3.4. Accuracy and Precision of the Detection Method
In general, the assay precision and accuracy were derived from the QC samples. From these data, the mean standard derivation and coefficient of variation at each level were determined. The intra-assay accuracy and precision in plasma for imperatorin and isoimperatorin ranged from 91.1% to 111.2% and 2.6% to 10.1%, respectively, while inter-assay accuracy and precision for imperatorin and isoimperatorin ranged from 93.1% to 114.0% and 3.3% to 10.9%, respectively (Table 2).
3.5. Stability
Preliminary studies showed that imperatorin and isoimperatorin were stable under the conditions used in this work. The stability of processed samples was determined at 4˚C in the autosampler for 24 h. Imperatorin, and isoimperatorin did not degrade at these conditions, showing 100.5% and 99.1% recoveries, respectively.
Table 2. Intraand inter-assay precision of the determination of the two coumarins from Angelicae dahuricae radix in rats’ plasma.
Table 3. Pharmacokinetic parameters of imperatorin in rats after administration of Radix Angelicae dahuricae extract (n = 8).
Figure 3. Means plasma concentration-time profiles of imperatorin and isoimperatorin after oral administration of Angelicae Dahuricae Radix extract.

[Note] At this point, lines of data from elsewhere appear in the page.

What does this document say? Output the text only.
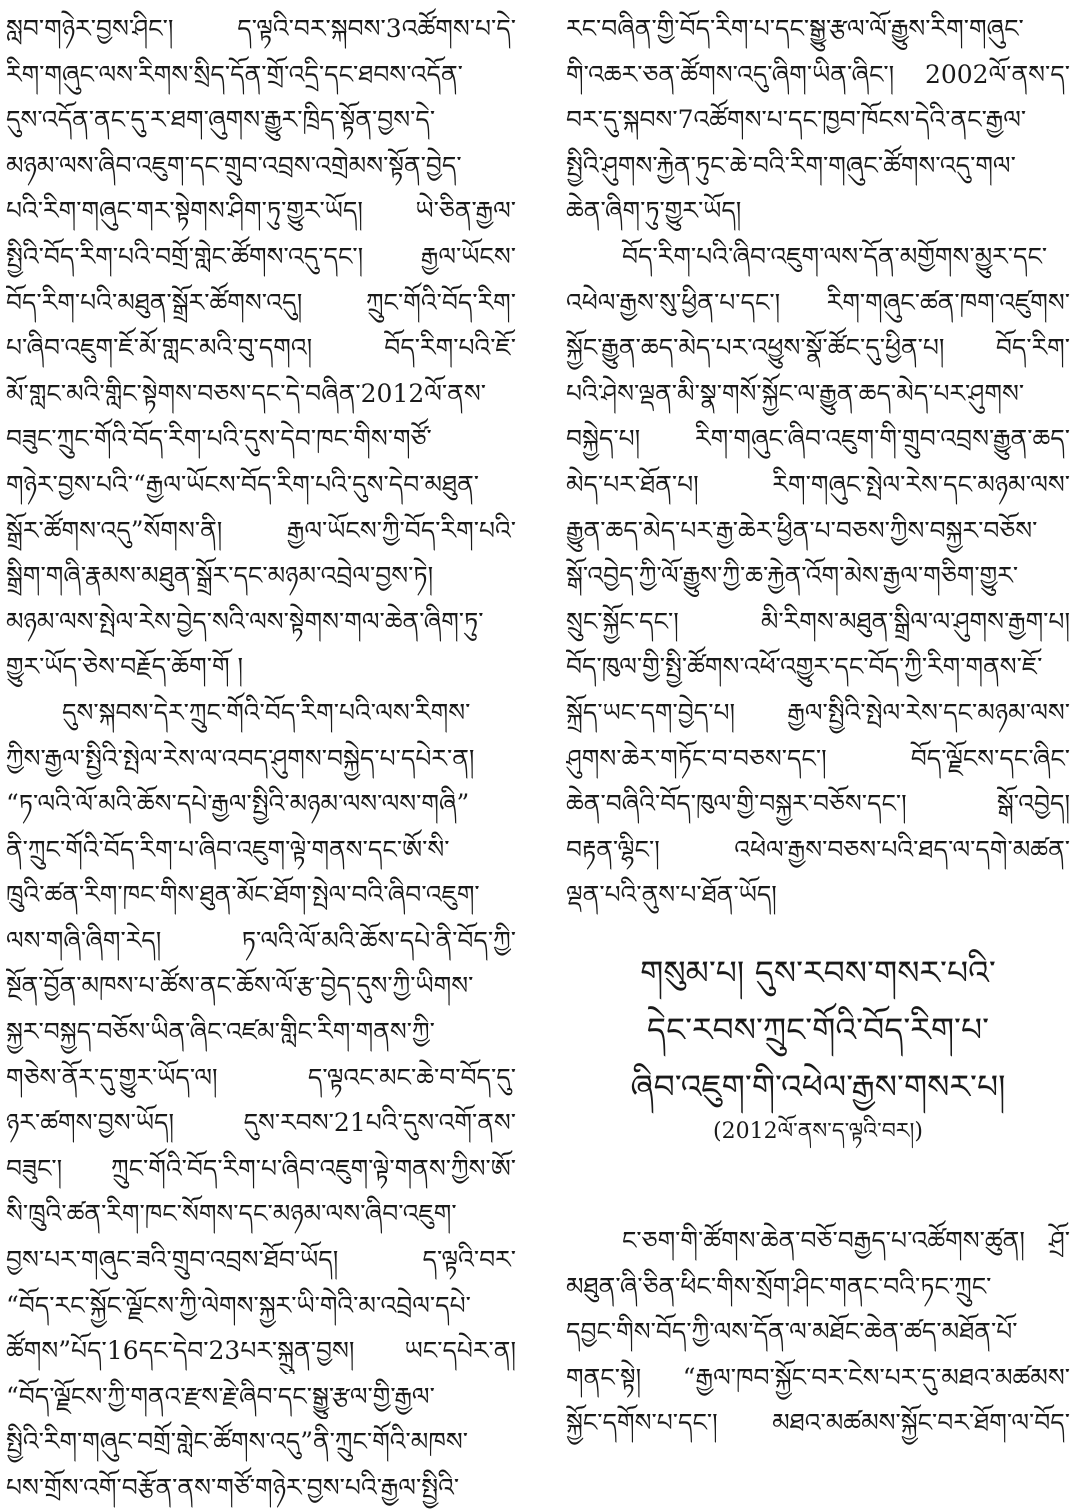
སླབ་གཉེར་བྱས་ཤིང་། ད་ལྟའི་བར་སྐབས་3འཚོགས་པ་དེ་
རིག་གཞུང་ལས་རིགས་སྲིད་དོན་གྲོ་འདྲི་དང་ཐབས་འདོན་
དུས་འདོན་ནང་དུ་ར་ཐག་ཞུགས་རྒྱུར་ཁྲིད་སྟོན་བྱས་དེ་
མཉམ་ལས་ཞིབ་འཇུག་དང་གྲུབ་འབྲས་འགྲེམས་སྟོན་བྱེད་
པའི་རིག་གཞུང་གར་སྟེགས་ཤིག་ཏུ་གྱུར་ཡོད། ཡེ་ཅིན་རྒྱལ་
སྤྱིའི་བོད་རིག་པའི་བགྲོ་གླེང་ཚོགས་འདུ་དང་། རྒྱལ་ཡོངས་
བོད་རིག་པའི་མཐུན་སྒྲོར་ཚོགས་འདུ། ཀྲུང་གོའི་བོད་རིག་
པ་ཞིབ་འཇུག་ཇོ་མོ་གླང་མའི་བུ་དགའ། བོད་རིག་པའི་ཇོ་
མོ་གླང་མའི་གླིང་སྟེགས་བཅས་དང་དེ་བཞིན་2012ལོ་ནས་
བཟུང་ཀྲུང་གོའི་བོད་རིག་པའི་དུས་དེབ་ཁང་གིས་གཙོ་
གཉེར་བྱས་པའི་“རྒྱལ་ཡོངས་བོད་རིག་པའི་དུས་དེབ་མཐུན་
སྒྲོར་ཚོགས་འདུ”སོགས་ནི། རྒྱལ་ཡོངས་ཀྱི་བོད་རིག་པའི་
སྒྲིག་གཞི་རྣམས་མཐུན་སྒྲོར་དང་མཉམ་འབྲེལ་བྱས་ཏེ།
མཉམ་ལས་སྤེལ་རེས་བྱེད་སའི་ལས་སྟེགས་གལ་ཆེན་ཞིག་ཏུ་
གྱུར་ཡོད་ཅེས་བརྗོད་ཆོག་གོ །
དུས་སྐབས་དེར་ཀྲུང་གོའི་བོད་རིག་པའི་ལས་རིགས་
ཀྱིས་རྒྱལ་སྤྱིའི་སྤེལ་རེས་ལ་འབད་ཤུགས་བསྐྱེད་པ་དཔེར་ན།
“ཏ་ལའི་ལོ་མའི་ཆོས་དཔེ་རྒྱལ་སྤྱིའི་མཉམ་ལས་ལས་གཞི”
ནི་ཀྲུང་གོའི་བོད་རིག་པ་ཞིབ་འཇུག་ལྟེ་གནས་དང་ཨོ་སི་
ཁྲུའི་ཚན་རིག་ཁང་གིས་ཐུན་མོང་ཐོག་སྤེལ་བའི་ཞིབ་འཇུག་
ལས་གཞི་ཞིག་རེད། ཏ་ལའི་ལོ་མའི་ཆོས་དཔེ་ནི་བོད་ཀྱི་
སྔོན་བྱོན་མཁས་པ་ཚོས་ནང་ཆོས་ལོ་རྩ་བྱེད་དུས་ཀྱི་ཡིགས་
སྐྱར་བསྐྱད་བཅོས་ཡིན་ཞིང་འཛམ་གླིང་རིག་གནས་ཀྱི་
གཅེས་ནོར་དུ་གྱུར་ཡོད་ལ། ད་ལྟའང་མང་ཆེ་བ་བོད་དུ་
ཉར་ཚགས་བྱས་ཡོད། དུས་རབས་21པའི་དུས་འགོ་ནས་
བཟུང་། ཀྲུང་གོའི་བོད་རིག་པ་ཞིབ་འཇུག་ལྟེ་གནས་ཀྱིས་ཨོ་
སི་ཁྲུའི་ཚན་རིག་ཁང་སོགས་དང་མཉམ་ལས་ཞིབ་འཇུག་
བྱས་པར་གཞུང་ཟའི་གྲུབ་འབྲས་ཐོབ་ཡོད། ད་ལྟའི་བར་
“བོད་རང་སྐྱོང་ལྗོངས་ཀྱི་ལེགས་སྐྱར་ཡི་གེའི་མ་འབྲེལ་དཔེ་
ཚོགས”པོད་16དང་དེབ་23པར་སྐྲུན་བྱས། ཡང་དཔེར་ན།
“བོད་ལྗོངས་ཀྱི་གནའ་རྫས་རྗེ་ཞིབ་དང་སྒྱུ་རྩལ་གྱི་རྒྱལ་
སྤྱིའི་རིག་གཞུང་བགྲོ་གླེང་ཚོགས་འདུ”ནི་ཀྲུང་གོའི་མཁས་
པས་གྲོས་འགོ་བརྩོན་ནས་གཙོ་གཉེར་བྱས་པའི་རྒྱལ་སྤྱིའི་
རང་བཞིན་གྱི་བོད་རིག་པ་དང་སྒྱུ་རྩལ་ལོ་རྒྱུས་རིག་གཞུང་
གི་འཆར་ཅན་ཚོགས་འདུ་ཞིག་ཡིན་ཞིང་། 2002ལོ་ནས་ད་
བར་དུ་སྐབས་7འཚོགས་པ་དང་ཁྱབ་ཁོངས་དེའི་ནང་རྒྱལ་
སྤྱིའི་ཤུགས་རྐྱེན་ཏུང་ཆེ་བའི་རིག་གཞུང་ཚོགས་འདུ་གལ་
ཆེན་ཞིག་ཏུ་གྱུར་ཡོད།
བོད་རིག་པའི་ཞིབ་འཇུག་ལས་དོན་མགྱོགས་མྱུར་དང་
འཕེལ་རྒྱས་སུ་ཕྱིན་པ་དང་། རིག་གཞུང་ཚན་ཁག་འཛུགས་
སྐྱོང་རྒྱུན་ཆད་མེད་པར་འཕྱུས་སྣོ་ཚོང་དུ་ཕྱིན་པ། བོད་རིག་
པའི་ཤེས་ལྡན་མི་སྣ་གསོ་སྐྱོང་ལ་རྒྱུན་ཆད་མེད་པར་ཤུགས་
བསྐྱེད་པ། རིག་གཞུང་ཞིབ་འཇུག་གི་གྲུབ་འབྲས་རྒྱུན་ཆད་
མེད་པར་ཐོན་པ། རིག་གཞུང་སྤེལ་རེས་དང་མཉམ་ལས་
རྒྱུན་ཆད་མེད་པར་རྒྱ་ཆེར་ཕྱིན་པ་བཅས་ཀྱིས་བསྐྱར་བཅོས་
སྒོ་འབྱེད་ཀྱི་ལོ་རྒྱུས་ཀྱི་ཆ་རྐྱེན་འོག་མེས་རྒྱལ་གཅིག་གྱུར་
སྲུང་སྐྱོང་དང་། མི་རིགས་མཐུན་སྒྲིལ་ལ་ཤུགས་རྒྱག་པ།
བོད་ཁུལ་གྱི་སྤྱི་ཚོགས་འཕོ་འགྱུར་དང་བོད་ཀྱི་རིག་གནས་ཇོ་
སྐྲོད་ཡང་དག་བྱེད་པ། རྒྱལ་སྤྱིའི་སྤེལ་རེས་དང་མཉམ་ལས་
ཤུགས་ཆེར་གཏོང་བ་བཅས་དང་། བོད་ལྗོངས་དང་ཞིང་
ཆེན་བཞིའི་བོད་ཁུལ་གྱི་བསྐྱར་བཅོས་དང་། སྒོ་འབྱེད།
བརྟན་ལྷིང་། འཕེལ་རྒྱས་བཅས་པའི་ཐད་ལ་དགེ་མཚན་
ལྡན་པའི་ནུས་པ་ཐོན་ཡོད།
གསུམ་པ། དུས་རབས་གསར་པའི་
དེང་རབས་ཀྲུང་གོའི་བོད་རིག་པ་
ཞིབ་འཇུག་གི་འཕེལ་རྒྱས་གསར་པ།
(2012ལོ་ནས་ད་ལྟའི་བར།)
ང་ཅག་གི་ཚོགས་ཆེན་བཅོ་བརྒྱད་པ་འཚོགས་ཚུན། ཤྲོ་
མཐུན་ཞི་ཅིན་ཕིང་གིས་སྲོག་ཤིང་གནང་བའི་ཏང་ཀྲུང་
དབྱང་གིས་བོད་ཀྱི་ལས་དོན་ལ་མཐོང་ཆེན་ཚད་མཐོན་པོ་
གནང་སྟེ། “རྒྱལ་ཁབ་སྐྱོང་བར་ངེས་པར་དུ་མཐའ་མཚམས་
སྐྱོང་དགོས་པ་དང་། མཐའ་མཚམས་སྐྱོང་བར་ཐོག་ལ་བོད་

3.6. Applicability of the Analytical Method
The method with 3 ng/mL LLOQ and 1 ng/mL LOD for the two coumarins is more sensitive than previously reported ones (LLOQ = 0.04 µg/mL) [15]. So our method is more sensitive, and it can be used to study the pharmacokinetics, pharmacy and toxicity of Angelicae dahuricae radix. The results indicated that the analytical method is suitable to measure plasma concentrations of the compounds in pre-clinical studies.
The LC-MS/MS method developed was used to investigate the pharmacokinetics of imperatorin and isoimperatorin after an intragastric administration of a single dose to Wistar rats. The peak plasma level (C max) and the time to reach the peak plasma concentration (T max) were obtained directly from the concentration-time data. The apparent elimination half-life (T 1/2) was calculated as 0.693/Ke. The area under the plasma concentration—time curve (AUC) was calculated by the trapezoidal rule. Each value is expressed as mean ± S.D.

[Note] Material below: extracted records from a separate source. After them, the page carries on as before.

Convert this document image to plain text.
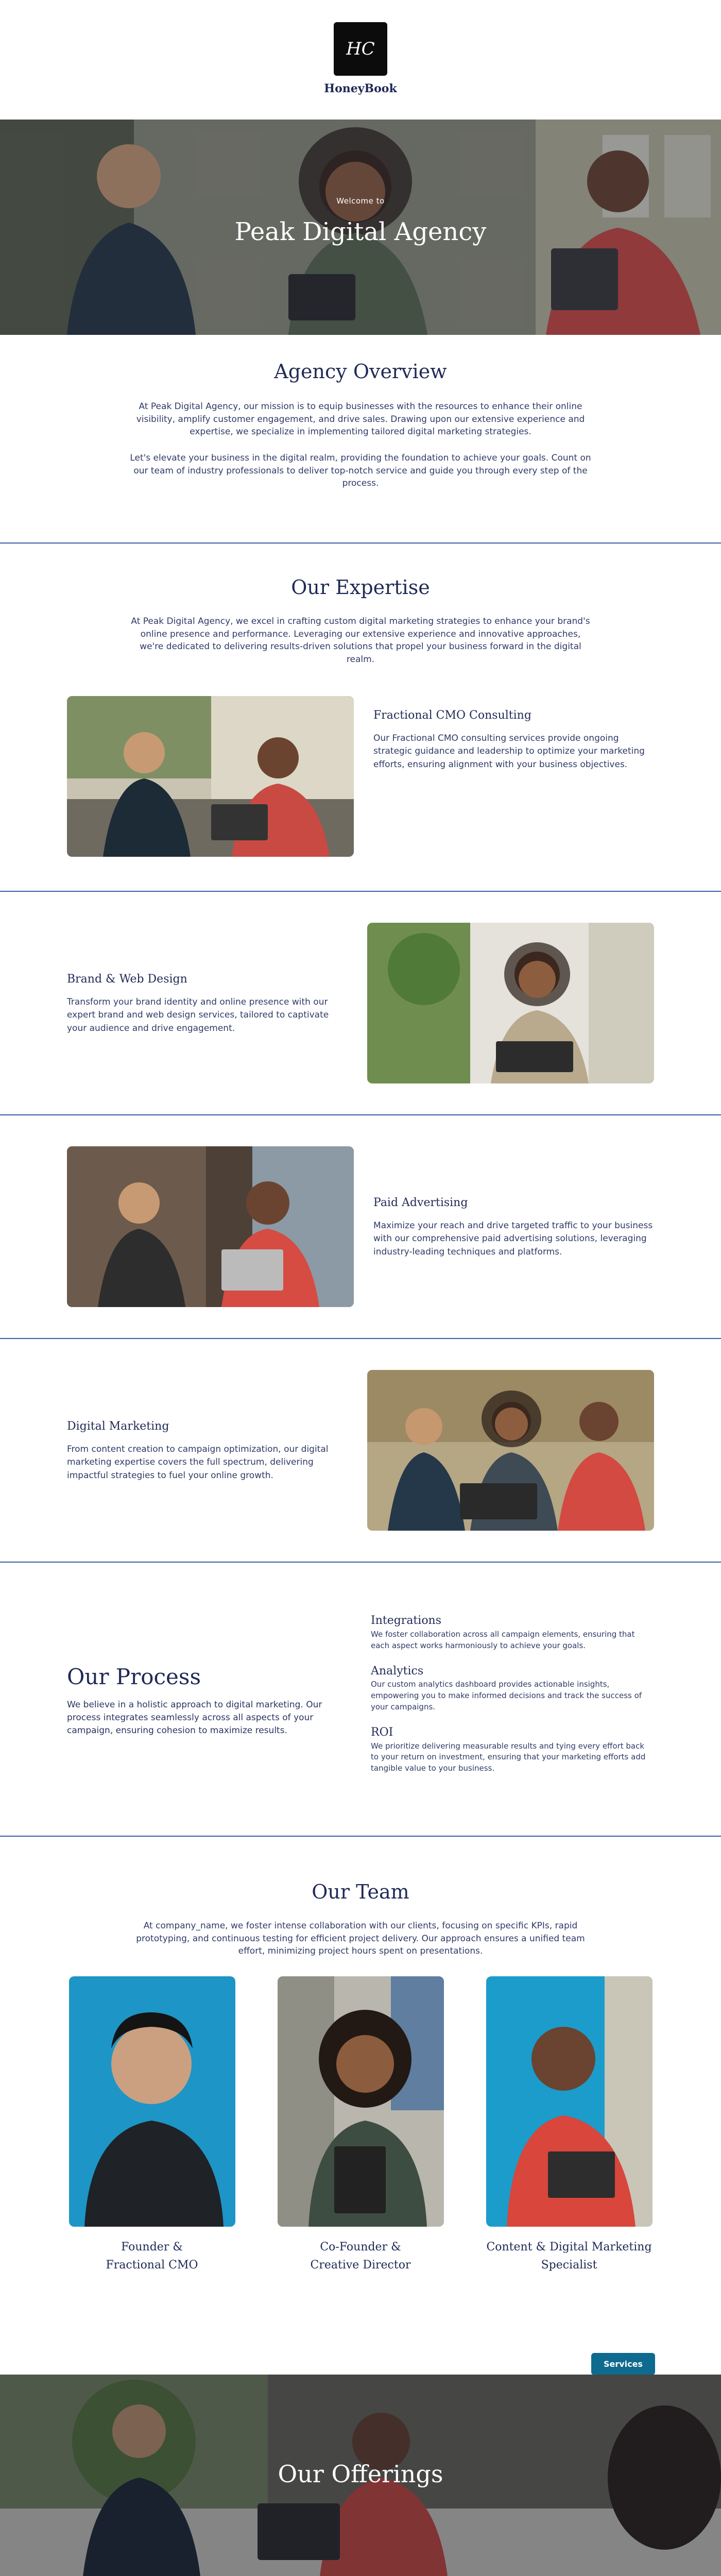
HC
HoneyBook
Welcome to
Peak Digital Agency
Agency Overview

At Peak Digital Agency, our mission is to equip businesses with the resources to enhance their online visibility, amplify customer engagement, and drive sales. Drawing upon our extensive experience and expertise, we specialize in implementing tailored digital marketing strategies.

Let's elevate your business in the digital realm, providing the foundation to achieve your goals. Count on our team of industry professionals to deliver top-notch service and guide you through every step of the process.

Our Expertise

At Peak Digital Agency, we excel in crafting custom digital marketing strategies to enhance your brand's online presence and performance. Leveraging our extensive experience and innovative approaches, we're dedicated to delivering results-driven solutions that propel your business forward in the digital realm.

Fractional CMO Consulting

Our Fractional CMO consulting services provide ongoing strategic guidance and leadership to optimize your marketing efforts, ensuring alignment with your business objectives.

Brand & Web Design

Transform your brand identity and online presence with our expert brand and web design services, tailored to captivate your audience and drive engagement.

Paid Advertising

Maximize your reach and drive targeted traffic to your business with our comprehensive paid advertising solutions, leveraging industry-leading techniques and platforms.

Digital Marketing

From content creation to campaign optimization, our digital marketing expertise covers the full spectrum, delivering impactful strategies to fuel your online growth.

Our Process

We believe in a holistic approach to digital marketing. Our process integrates seamlessly across all aspects of your campaign, ensuring cohesion to maximize results.

Integrations

We foster collaboration across all campaign elements, ensuring that each aspect works harmoniously to achieve your goals.

Analytics

Our custom analytics dashboard provides actionable insights, empowering you to make informed decisions and track the success of your campaigns.

ROI

We prioritize delivering measurable results and tying every effort back to your return on investment, ensuring that your marketing efforts add tangible value to your business.

Our Team

At company_name, we foster intense collaboration with our clients, focusing on specific KPIs, rapid prototyping, and continuous testing for efficient project delivery. Our approach ensures a unified team effort, minimizing project hours spent on presentations.

Founder &
Fractional CMO
Co-Founder &
Creative Director
Content & Digital Marketing
Specialist
Services
Our Offerings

Table 3. shows the main pharmacokinetic parameters of imperatorin and isoimperatorin and Figure 3. shows the mean plasma concentration-time profiles of imperatorin and isoimperatorin after intragastric administration of imperatorin and isoimperatorin to eight rats.
From the mean plasma concentration-time profiles of imperatorin and isoimperatorin we can see that imperatorin and isoimperatorin were absorbed rapidly. The value of T max of imperatorin is nearly the same as that of isoimperatorin, but C max of the two substances showed significant difference. T 1/2 indicated that the two components metabolized slowly. We surmised that quick absorption and distribution mainly resulted from the small molecular structures, and slow metabolism from their lipophilic properties.
4. Conclusion
As demonstrated in this assay, our method is sensitive, accurate and specific. In practical applications, this method meets the request of the present pharmacokinetic comparison and is suitable for the analysis of samples of Angelicae Dahuricae Radix.
5. Acknowledgements
The research was supported by “11th 5-year Medicine Health Scientific Foundation Program” (06MA376). Authors would like to thank Wang Guo-jia, Liu Jun, and Wang Wen-jun (Institute for Drug and Instrument Control Health Dept. GLD of PLA) for their collaboration in this study.